The Upside of Alcohol

Good spirits: Some alcoholic beverages provide antioxidants and others may reduce cholesterol.

By Sara Reistad-Long
Can You Drink to Your Health? Miha Matei (Illustrations: Andrew Rea)

Moderation May Lower Cholesterol

Many studies have linked the consumption of any kind of alcohol in moderation to high levels of good (HDL) cholesterol, but scientists initially theorized this outcome had more to do with the sorts of people who drink in moderation than with the alcohol itself causing physical changes. However, a study published in the Journal of Clinical Endocrinology and Metabolism in 2007 suggests otherwise. Researchers examined the bloodstreams of older moderate drinkers (people who had one to six drinks a week) and saw that they had larger particles of good and bad (LDL) cholesterol in their bloodstreams than did those who drank more. Why is bigger better?

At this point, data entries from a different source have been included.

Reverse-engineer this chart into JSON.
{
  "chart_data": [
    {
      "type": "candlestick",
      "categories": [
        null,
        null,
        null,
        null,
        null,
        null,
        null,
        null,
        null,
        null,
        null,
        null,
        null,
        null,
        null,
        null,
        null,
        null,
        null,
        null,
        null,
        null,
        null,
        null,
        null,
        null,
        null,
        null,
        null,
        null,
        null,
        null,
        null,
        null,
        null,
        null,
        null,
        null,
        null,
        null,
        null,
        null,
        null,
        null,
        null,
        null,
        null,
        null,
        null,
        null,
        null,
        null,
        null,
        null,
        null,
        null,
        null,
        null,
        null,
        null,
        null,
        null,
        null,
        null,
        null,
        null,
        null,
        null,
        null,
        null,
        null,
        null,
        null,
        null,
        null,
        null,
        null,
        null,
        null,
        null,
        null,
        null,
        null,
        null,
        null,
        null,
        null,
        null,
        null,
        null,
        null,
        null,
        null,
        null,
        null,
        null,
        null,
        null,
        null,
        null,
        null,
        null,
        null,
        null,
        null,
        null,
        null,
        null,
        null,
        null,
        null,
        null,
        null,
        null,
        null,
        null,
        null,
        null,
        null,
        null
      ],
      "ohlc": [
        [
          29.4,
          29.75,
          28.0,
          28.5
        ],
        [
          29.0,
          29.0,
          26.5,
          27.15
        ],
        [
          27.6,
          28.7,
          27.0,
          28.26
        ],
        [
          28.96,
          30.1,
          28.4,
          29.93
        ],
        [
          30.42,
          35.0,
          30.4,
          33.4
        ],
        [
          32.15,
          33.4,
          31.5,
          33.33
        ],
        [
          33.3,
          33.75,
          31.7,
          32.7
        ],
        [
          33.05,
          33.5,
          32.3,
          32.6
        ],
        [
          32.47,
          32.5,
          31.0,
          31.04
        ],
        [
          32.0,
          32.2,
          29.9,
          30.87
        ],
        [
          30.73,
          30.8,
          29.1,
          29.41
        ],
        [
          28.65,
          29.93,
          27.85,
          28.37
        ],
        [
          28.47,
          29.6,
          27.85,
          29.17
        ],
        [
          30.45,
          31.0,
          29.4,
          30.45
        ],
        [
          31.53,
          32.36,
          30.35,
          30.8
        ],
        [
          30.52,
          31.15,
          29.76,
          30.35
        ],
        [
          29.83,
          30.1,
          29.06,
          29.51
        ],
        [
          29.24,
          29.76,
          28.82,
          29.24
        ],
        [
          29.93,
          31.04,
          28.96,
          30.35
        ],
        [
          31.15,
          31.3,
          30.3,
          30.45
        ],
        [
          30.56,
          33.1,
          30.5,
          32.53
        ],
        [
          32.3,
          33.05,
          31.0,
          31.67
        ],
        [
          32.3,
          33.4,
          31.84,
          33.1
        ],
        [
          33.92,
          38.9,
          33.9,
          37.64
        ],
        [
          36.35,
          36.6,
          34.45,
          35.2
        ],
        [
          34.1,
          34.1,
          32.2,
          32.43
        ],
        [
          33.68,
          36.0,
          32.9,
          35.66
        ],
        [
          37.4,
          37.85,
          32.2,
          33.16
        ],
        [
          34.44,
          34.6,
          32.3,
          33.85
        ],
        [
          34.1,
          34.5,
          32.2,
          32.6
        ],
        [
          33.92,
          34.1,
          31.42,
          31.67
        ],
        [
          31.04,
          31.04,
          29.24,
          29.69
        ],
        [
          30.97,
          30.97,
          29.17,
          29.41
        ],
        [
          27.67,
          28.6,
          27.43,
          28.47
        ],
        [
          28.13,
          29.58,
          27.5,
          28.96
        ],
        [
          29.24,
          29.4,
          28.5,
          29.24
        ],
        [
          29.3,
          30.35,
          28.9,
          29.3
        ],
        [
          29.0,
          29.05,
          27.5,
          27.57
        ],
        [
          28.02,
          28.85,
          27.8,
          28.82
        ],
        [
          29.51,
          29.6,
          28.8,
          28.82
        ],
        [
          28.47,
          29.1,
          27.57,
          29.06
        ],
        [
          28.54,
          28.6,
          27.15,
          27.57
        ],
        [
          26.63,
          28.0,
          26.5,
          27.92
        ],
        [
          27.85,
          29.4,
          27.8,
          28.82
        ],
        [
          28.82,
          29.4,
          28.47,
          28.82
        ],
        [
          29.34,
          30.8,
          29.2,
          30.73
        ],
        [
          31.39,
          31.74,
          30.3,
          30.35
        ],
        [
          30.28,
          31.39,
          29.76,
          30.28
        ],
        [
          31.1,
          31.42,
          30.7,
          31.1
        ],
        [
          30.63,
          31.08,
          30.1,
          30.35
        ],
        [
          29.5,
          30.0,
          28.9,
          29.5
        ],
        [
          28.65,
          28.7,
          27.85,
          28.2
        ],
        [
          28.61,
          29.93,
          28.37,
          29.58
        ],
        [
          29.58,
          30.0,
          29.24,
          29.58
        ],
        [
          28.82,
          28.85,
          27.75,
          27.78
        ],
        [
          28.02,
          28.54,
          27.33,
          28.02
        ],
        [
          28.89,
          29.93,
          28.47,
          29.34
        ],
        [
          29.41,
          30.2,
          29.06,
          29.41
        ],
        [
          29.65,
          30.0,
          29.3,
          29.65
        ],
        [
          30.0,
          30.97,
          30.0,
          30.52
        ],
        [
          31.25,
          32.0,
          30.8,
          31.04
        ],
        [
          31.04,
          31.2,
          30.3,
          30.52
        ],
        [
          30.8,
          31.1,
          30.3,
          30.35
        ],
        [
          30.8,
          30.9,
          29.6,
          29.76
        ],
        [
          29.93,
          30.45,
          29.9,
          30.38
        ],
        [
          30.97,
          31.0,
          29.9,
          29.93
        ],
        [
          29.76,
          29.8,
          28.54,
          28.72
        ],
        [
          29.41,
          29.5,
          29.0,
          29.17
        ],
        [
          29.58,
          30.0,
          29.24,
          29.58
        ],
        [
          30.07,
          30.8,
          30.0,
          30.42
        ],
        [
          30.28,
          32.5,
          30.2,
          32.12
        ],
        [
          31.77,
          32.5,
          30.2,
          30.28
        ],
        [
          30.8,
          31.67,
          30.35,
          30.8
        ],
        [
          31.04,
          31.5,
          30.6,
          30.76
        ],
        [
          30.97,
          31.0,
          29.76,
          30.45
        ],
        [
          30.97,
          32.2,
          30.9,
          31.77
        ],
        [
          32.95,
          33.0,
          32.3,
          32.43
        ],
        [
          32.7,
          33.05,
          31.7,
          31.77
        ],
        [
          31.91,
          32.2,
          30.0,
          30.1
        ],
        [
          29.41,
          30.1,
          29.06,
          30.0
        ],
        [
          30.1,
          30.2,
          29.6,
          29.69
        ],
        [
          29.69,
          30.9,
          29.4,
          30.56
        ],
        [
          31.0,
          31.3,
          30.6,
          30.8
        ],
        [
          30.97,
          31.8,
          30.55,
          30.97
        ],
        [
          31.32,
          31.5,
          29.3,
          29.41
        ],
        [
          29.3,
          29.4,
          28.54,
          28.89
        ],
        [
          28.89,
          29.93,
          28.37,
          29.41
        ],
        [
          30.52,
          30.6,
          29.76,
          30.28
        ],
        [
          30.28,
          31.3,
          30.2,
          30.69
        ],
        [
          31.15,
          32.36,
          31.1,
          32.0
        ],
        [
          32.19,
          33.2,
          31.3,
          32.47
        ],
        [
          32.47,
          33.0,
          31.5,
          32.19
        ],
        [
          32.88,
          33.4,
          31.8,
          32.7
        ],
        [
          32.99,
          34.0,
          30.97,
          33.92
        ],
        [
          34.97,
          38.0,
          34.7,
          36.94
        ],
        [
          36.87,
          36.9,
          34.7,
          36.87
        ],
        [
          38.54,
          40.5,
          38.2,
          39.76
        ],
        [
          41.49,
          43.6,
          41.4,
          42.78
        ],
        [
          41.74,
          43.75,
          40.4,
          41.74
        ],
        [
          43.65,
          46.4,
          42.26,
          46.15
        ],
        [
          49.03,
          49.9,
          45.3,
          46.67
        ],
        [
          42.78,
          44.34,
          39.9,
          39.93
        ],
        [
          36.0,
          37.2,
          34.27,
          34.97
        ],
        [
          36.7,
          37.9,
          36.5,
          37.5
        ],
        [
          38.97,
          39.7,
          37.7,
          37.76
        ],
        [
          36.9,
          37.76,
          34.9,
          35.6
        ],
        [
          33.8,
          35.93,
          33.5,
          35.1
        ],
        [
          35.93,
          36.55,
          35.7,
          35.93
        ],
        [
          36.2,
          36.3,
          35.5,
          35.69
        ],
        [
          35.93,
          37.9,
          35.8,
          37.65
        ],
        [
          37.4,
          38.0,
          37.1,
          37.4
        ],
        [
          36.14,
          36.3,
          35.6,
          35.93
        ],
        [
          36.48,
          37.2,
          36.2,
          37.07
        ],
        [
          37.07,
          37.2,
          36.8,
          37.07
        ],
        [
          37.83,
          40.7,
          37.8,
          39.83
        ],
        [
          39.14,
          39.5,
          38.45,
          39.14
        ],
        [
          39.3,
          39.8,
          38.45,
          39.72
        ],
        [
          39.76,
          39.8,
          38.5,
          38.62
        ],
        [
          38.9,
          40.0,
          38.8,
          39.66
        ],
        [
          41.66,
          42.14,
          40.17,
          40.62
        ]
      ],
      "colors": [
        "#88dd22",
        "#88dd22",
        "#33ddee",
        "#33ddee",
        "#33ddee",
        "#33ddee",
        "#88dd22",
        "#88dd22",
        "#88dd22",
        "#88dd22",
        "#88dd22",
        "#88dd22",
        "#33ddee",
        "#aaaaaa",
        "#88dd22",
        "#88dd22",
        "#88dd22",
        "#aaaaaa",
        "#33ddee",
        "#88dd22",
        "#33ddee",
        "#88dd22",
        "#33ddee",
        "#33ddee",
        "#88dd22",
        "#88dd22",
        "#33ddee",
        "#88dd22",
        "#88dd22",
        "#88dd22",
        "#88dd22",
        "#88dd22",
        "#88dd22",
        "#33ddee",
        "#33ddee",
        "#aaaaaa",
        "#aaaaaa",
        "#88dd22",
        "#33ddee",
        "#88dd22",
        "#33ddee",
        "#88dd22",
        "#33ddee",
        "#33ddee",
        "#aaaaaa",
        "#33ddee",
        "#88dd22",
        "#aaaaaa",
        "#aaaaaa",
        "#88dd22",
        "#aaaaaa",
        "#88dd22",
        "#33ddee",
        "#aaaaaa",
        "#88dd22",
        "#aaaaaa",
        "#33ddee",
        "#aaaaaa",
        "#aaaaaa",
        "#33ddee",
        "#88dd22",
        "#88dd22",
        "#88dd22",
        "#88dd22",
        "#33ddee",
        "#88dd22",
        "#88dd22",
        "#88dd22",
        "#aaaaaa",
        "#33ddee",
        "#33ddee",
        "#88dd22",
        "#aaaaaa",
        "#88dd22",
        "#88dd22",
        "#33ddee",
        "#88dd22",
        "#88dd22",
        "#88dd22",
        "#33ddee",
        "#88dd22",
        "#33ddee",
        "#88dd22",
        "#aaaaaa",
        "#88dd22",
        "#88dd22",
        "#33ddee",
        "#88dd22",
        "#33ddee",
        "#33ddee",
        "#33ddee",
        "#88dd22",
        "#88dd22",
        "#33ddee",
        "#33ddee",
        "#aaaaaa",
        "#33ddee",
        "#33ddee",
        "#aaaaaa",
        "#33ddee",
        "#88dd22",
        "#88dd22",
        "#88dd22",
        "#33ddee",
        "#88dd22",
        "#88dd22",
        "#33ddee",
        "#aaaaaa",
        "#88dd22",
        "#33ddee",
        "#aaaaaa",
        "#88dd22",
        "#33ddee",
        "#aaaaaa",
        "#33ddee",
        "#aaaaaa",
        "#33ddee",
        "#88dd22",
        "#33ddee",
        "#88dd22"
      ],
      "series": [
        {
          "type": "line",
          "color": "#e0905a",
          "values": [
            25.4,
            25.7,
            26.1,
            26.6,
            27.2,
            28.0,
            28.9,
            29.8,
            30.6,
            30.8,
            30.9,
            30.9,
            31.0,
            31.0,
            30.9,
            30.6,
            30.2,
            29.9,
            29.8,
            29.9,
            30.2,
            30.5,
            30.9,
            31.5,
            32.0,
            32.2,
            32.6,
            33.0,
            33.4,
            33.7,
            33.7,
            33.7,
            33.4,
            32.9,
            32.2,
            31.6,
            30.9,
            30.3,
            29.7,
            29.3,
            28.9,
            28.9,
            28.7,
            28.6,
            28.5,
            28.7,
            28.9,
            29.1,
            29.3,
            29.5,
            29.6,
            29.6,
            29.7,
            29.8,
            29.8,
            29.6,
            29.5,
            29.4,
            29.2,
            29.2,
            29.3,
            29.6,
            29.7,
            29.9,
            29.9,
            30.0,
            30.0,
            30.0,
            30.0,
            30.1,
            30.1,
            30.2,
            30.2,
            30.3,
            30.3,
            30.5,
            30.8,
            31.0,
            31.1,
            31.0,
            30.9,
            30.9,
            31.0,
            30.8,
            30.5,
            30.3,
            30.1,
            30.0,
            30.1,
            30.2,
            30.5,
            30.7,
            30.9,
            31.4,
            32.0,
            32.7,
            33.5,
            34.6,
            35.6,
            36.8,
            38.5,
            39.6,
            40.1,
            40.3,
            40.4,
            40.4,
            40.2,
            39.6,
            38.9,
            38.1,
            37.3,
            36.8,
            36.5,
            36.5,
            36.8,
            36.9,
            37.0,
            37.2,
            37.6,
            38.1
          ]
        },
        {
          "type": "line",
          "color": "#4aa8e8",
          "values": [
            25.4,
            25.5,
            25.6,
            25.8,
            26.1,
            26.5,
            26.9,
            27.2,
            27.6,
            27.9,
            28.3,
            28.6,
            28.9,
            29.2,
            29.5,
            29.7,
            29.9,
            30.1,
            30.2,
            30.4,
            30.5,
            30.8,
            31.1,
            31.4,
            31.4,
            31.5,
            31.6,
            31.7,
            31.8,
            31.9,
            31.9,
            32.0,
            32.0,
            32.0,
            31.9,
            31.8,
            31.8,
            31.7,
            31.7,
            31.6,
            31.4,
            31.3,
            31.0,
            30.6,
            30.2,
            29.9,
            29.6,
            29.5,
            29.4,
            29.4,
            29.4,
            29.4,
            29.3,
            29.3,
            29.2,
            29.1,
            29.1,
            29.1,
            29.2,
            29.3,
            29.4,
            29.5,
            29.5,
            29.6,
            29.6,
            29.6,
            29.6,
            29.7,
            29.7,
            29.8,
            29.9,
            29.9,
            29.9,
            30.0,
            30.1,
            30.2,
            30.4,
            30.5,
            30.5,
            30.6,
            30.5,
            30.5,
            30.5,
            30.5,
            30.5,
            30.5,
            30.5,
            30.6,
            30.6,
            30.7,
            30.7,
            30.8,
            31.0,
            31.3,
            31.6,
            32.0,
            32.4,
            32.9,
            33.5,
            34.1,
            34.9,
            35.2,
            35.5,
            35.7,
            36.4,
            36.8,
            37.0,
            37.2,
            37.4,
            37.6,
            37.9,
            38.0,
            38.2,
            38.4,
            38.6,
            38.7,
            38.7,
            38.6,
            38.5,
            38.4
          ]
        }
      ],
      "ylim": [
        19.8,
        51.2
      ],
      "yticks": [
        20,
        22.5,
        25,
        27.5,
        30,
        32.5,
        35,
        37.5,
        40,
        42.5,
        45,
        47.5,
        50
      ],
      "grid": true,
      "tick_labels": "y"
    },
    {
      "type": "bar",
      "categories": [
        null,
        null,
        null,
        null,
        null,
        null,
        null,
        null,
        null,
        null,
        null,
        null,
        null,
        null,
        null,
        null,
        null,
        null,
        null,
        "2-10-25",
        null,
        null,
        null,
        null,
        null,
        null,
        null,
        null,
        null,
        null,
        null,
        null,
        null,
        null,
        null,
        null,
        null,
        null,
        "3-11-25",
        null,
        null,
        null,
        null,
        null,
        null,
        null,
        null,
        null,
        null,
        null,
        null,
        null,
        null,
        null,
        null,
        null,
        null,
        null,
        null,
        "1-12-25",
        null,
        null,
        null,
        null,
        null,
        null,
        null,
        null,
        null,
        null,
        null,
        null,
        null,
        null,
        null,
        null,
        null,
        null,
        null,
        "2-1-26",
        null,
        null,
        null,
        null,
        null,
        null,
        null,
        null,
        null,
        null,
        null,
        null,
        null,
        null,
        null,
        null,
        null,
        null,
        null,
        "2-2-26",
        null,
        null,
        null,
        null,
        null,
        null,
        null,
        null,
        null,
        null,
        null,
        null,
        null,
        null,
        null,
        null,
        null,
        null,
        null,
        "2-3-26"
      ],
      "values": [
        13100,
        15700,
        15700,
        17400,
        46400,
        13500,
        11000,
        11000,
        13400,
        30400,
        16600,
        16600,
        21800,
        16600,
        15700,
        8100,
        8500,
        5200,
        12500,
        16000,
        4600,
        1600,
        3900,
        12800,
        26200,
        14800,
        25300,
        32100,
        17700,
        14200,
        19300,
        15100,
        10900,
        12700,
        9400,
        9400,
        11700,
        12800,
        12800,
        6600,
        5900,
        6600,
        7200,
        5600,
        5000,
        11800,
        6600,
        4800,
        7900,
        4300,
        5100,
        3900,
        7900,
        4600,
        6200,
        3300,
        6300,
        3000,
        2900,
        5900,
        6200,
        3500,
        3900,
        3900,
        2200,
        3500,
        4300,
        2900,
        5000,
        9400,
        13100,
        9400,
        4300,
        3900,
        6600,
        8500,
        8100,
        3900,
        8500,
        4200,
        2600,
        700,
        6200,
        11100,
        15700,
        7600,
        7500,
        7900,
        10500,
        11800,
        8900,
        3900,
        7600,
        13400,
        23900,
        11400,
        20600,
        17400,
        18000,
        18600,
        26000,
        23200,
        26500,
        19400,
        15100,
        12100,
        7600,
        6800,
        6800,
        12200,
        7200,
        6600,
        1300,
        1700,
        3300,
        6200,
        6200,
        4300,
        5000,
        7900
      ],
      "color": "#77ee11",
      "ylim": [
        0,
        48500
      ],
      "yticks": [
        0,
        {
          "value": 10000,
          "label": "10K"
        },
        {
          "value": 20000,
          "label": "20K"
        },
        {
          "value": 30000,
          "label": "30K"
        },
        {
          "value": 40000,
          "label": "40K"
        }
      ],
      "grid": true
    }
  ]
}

Larger HDL particles fight heart disease, while sizable LDL particles are less likely to cause it.
 
 

Alcohol Boosts the Benefits of Fruit

A 2007 study commissioned by the U.S. Department of Agriculture found that adding fruit to alcoholic drinks―plopping strawberries in Champagne or sliced apples in sangria―may help to increase the already beneficial antioxidant potency of the fruits. The effect you get depends on the fruit you use (berries tend to be the most antioxidant-rich) and how much you include in your drink. So a fresh-raspberry margarita, for example, offers more nutrients than one made with a juice concentrate or mix. Also, “the latter two often contain more refined sugars, so more calories, and less fiber,” says Jonny Bowden, Ph.D., a nutritionist and the author of The 150 Healthiest Foods on Earth (Fair Winds Press, $25).